In July 2017, I incurred the beginning of a antibiotic injury. I was floxed with several courses of fluoroquinolone antibiotics (Levofloxacin) combined with prednisone. I was left in pain and brain fog and so many other symptoms I can’t even describe.

But I wanted answers. The easter egg of answers kept popping up in journal articles pertaining to this antibiotic injury. The words “connective tissue disorder” haunted my studies about fluoroquinolone antibiotics in search of answers.

In October 2019, a day before my 53rd birthday, my primary care doctor agreed with my dillegent research and referred me to a rheumatologist at University of Washington’s Harborview clinic.

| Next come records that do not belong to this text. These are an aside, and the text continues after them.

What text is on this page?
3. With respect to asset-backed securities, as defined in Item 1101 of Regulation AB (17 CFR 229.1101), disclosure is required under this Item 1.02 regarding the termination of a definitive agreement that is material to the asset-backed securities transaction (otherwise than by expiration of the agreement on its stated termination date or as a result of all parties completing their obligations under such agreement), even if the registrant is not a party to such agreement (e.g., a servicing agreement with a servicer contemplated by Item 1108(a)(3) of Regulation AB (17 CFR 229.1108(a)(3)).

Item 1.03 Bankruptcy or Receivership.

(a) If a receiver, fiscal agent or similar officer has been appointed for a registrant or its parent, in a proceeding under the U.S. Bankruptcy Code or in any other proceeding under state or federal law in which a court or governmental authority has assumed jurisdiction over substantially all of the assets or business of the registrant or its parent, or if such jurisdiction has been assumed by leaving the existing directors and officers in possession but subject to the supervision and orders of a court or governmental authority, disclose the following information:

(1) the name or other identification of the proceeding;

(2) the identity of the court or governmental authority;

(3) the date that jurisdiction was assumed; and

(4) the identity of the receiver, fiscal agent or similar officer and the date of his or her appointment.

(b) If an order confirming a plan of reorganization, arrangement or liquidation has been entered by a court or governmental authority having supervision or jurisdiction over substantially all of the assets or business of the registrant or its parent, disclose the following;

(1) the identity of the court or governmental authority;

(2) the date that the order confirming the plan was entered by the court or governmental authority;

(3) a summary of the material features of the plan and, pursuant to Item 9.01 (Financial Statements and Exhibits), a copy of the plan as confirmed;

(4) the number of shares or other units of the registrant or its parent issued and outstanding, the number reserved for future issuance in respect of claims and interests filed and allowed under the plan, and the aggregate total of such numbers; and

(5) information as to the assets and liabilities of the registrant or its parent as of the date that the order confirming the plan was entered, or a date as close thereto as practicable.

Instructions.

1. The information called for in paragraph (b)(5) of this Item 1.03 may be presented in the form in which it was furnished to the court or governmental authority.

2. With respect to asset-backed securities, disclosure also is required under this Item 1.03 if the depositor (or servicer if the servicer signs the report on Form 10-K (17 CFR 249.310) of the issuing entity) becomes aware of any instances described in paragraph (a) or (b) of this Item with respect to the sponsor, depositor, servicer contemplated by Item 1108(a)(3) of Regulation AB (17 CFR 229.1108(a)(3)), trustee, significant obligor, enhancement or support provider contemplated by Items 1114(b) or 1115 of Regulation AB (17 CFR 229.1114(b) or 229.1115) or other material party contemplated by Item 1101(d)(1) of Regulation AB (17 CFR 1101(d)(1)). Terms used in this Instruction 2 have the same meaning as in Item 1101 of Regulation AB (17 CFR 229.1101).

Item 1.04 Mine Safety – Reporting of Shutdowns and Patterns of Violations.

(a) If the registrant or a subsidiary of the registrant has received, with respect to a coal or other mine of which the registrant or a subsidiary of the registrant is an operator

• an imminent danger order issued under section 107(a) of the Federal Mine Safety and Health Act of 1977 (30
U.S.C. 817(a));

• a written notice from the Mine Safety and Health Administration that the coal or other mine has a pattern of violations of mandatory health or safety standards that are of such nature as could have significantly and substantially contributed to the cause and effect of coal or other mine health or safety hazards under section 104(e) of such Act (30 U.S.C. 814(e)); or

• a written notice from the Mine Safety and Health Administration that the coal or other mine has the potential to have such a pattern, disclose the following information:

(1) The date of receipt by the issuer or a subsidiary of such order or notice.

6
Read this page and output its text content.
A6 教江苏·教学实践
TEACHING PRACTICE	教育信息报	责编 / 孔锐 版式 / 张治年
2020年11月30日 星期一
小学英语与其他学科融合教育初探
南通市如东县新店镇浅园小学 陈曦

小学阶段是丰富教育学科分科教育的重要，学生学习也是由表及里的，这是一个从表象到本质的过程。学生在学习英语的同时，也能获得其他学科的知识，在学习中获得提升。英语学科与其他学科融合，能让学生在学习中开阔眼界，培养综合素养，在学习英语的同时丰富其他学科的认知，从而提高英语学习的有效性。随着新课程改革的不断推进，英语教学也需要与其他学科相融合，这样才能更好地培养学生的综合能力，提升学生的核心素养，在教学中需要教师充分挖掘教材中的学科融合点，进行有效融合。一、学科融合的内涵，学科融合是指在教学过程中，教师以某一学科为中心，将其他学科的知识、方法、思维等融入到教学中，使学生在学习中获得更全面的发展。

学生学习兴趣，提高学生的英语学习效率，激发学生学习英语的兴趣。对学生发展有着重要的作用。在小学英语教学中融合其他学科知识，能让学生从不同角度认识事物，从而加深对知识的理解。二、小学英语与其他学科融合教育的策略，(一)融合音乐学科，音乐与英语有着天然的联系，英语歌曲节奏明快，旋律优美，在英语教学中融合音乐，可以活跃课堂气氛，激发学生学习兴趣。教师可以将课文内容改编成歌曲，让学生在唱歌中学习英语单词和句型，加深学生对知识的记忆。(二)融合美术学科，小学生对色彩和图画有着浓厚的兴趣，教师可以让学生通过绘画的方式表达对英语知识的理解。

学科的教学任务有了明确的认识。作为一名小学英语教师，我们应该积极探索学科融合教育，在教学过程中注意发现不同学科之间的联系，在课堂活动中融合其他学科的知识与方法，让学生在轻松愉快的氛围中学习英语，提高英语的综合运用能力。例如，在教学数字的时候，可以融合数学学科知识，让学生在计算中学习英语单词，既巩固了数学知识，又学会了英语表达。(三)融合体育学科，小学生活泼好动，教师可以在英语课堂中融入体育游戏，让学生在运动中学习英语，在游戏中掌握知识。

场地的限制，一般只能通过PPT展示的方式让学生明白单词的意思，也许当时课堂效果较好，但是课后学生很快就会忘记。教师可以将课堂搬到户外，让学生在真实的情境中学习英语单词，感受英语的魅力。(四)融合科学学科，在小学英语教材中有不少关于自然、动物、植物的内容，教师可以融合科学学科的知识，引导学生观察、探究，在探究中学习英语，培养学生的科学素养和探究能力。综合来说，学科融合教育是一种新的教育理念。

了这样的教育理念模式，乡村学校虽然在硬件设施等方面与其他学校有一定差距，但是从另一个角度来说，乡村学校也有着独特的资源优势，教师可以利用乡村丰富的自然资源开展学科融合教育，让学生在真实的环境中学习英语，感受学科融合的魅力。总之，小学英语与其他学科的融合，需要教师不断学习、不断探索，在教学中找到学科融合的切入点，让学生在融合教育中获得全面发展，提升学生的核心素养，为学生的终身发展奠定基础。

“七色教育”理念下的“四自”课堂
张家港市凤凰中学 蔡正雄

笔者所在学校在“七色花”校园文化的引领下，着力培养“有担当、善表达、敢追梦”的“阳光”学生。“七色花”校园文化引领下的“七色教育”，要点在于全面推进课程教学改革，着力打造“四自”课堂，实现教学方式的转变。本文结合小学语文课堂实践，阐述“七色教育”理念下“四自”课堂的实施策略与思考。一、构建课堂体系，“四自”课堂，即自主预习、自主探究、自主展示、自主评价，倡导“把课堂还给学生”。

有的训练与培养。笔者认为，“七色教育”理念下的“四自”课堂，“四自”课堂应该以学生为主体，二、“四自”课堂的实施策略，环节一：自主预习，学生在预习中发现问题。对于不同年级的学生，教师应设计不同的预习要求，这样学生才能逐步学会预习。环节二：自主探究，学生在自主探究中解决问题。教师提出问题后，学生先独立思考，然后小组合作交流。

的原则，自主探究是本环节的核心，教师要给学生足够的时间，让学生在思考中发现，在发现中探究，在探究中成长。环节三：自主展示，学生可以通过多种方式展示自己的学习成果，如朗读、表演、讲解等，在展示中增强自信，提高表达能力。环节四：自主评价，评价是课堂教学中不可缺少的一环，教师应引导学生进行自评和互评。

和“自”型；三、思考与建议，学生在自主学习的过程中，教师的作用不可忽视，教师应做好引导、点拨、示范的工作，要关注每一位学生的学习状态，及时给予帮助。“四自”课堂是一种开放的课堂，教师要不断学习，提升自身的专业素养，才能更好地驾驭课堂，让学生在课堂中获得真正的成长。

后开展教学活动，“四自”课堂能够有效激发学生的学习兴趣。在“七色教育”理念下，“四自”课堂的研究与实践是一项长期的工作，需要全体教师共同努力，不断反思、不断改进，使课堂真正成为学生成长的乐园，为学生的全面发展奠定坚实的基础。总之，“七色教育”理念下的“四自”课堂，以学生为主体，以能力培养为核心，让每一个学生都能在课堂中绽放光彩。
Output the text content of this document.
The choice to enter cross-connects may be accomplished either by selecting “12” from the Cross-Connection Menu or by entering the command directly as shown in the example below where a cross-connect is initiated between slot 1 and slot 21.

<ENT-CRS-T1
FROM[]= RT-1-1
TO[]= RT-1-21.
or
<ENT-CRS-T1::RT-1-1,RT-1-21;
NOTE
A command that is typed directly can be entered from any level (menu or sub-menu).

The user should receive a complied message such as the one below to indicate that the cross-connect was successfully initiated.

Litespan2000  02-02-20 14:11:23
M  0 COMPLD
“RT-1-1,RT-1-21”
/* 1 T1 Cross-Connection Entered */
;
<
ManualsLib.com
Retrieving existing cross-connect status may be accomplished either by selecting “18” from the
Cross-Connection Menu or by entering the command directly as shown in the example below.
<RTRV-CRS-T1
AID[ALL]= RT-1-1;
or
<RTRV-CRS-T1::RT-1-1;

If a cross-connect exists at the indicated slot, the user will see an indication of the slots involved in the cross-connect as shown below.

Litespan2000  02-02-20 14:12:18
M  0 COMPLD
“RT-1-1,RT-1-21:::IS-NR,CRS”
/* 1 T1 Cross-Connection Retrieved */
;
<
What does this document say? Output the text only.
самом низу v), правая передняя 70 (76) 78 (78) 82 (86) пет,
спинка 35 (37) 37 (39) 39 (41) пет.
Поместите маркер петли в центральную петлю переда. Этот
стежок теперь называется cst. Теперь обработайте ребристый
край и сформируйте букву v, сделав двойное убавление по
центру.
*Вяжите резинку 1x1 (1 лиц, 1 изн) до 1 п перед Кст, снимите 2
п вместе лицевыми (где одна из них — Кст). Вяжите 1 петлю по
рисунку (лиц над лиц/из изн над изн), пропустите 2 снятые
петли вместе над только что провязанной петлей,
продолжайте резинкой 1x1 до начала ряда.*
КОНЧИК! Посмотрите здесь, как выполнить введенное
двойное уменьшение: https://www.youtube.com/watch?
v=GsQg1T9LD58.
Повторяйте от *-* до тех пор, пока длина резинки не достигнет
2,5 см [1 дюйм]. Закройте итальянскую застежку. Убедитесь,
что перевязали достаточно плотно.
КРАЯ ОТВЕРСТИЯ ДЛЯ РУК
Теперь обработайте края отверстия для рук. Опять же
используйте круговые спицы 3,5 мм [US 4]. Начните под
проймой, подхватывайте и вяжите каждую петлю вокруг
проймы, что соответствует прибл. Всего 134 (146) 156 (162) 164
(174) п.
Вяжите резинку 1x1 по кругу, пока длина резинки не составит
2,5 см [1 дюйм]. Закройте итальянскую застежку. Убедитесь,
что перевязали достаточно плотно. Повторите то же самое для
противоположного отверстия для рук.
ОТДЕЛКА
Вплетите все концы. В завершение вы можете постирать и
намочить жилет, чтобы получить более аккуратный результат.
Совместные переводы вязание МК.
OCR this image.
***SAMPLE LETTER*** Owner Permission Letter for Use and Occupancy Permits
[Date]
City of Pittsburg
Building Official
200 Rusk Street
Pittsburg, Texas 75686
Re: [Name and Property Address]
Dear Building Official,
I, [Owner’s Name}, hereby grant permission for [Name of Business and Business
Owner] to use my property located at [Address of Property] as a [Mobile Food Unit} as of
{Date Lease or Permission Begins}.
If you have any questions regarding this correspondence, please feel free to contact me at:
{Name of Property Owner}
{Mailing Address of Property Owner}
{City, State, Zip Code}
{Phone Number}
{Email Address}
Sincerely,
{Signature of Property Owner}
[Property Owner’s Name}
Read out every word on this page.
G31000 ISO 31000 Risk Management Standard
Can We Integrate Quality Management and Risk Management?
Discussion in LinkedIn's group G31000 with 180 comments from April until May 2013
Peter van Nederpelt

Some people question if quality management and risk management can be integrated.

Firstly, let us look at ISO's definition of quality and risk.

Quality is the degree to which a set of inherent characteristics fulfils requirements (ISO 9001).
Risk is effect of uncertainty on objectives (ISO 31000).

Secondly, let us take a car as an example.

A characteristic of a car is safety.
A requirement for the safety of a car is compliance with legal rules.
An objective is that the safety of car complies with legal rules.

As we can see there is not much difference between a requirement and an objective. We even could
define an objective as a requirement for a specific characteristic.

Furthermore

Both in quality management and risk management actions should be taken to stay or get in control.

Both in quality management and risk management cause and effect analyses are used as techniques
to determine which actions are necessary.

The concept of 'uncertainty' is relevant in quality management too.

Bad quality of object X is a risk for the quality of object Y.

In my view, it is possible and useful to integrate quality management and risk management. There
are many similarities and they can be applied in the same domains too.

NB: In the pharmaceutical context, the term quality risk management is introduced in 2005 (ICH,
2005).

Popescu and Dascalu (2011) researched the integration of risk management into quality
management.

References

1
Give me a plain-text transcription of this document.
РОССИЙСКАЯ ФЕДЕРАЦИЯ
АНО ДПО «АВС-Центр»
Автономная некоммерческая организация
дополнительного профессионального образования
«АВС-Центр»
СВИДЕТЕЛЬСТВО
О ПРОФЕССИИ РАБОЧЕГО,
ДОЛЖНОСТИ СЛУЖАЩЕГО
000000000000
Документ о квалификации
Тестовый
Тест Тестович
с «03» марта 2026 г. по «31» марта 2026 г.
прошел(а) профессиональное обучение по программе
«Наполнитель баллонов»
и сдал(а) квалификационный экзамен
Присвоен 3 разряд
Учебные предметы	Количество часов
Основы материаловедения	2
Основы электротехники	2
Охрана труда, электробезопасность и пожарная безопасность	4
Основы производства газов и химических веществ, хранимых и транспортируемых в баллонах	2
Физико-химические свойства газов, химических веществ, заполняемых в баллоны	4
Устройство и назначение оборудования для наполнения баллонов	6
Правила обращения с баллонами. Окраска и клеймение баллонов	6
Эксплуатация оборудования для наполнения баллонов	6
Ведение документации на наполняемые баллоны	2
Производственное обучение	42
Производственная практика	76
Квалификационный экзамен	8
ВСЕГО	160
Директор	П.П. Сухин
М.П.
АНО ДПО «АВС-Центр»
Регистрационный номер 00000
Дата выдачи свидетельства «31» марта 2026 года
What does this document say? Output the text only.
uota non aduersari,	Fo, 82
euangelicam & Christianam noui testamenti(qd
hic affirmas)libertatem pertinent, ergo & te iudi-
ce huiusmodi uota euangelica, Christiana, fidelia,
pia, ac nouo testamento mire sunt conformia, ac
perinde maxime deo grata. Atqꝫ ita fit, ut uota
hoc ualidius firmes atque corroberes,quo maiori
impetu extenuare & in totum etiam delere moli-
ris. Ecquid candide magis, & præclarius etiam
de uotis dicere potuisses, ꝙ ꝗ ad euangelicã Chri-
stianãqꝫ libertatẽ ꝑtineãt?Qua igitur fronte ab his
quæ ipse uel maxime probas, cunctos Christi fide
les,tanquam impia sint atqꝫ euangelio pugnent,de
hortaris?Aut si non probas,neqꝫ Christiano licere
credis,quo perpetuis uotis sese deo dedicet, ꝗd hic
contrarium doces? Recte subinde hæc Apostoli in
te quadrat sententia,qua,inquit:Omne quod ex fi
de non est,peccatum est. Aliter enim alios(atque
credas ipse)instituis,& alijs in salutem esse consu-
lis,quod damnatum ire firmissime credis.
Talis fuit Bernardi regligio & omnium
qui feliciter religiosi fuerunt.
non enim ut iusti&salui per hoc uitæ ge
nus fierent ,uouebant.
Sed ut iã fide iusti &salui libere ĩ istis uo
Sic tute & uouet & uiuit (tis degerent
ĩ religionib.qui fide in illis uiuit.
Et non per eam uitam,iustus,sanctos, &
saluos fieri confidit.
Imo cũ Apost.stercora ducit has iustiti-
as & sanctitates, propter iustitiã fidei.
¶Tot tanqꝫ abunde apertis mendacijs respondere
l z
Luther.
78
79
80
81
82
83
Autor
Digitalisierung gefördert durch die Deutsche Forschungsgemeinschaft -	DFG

In December 2019, after over 50 years of living in this genetically defective body, I was diagnosed with Ehlers-Danlos Syndrome. Due to my age, I didn’t qualify for a genetics referral (I’m far past the age of childbearing), but I hope one of my decendants will be able to get a definitive diagnosis of the type we carry.

The diagnosis

As an aside, my diagnostic journey was not over in 2019. In 2021, I recieved my diagnoses of Autism, OCD and Sensory Processing Disorder, then this year I was told by my primary care provider that she believes the fibromyalgia that the rheumatologist added to my chart in April is due to the antibiotic injury. Apparently the progression is becoming more apparent as more of us sustain these injuries.

I long for a day when we are tested at birth to help hook our parents up with the supports we will need throughout our lives. This is one part of ensuring the coming generations can live their best zebra lives.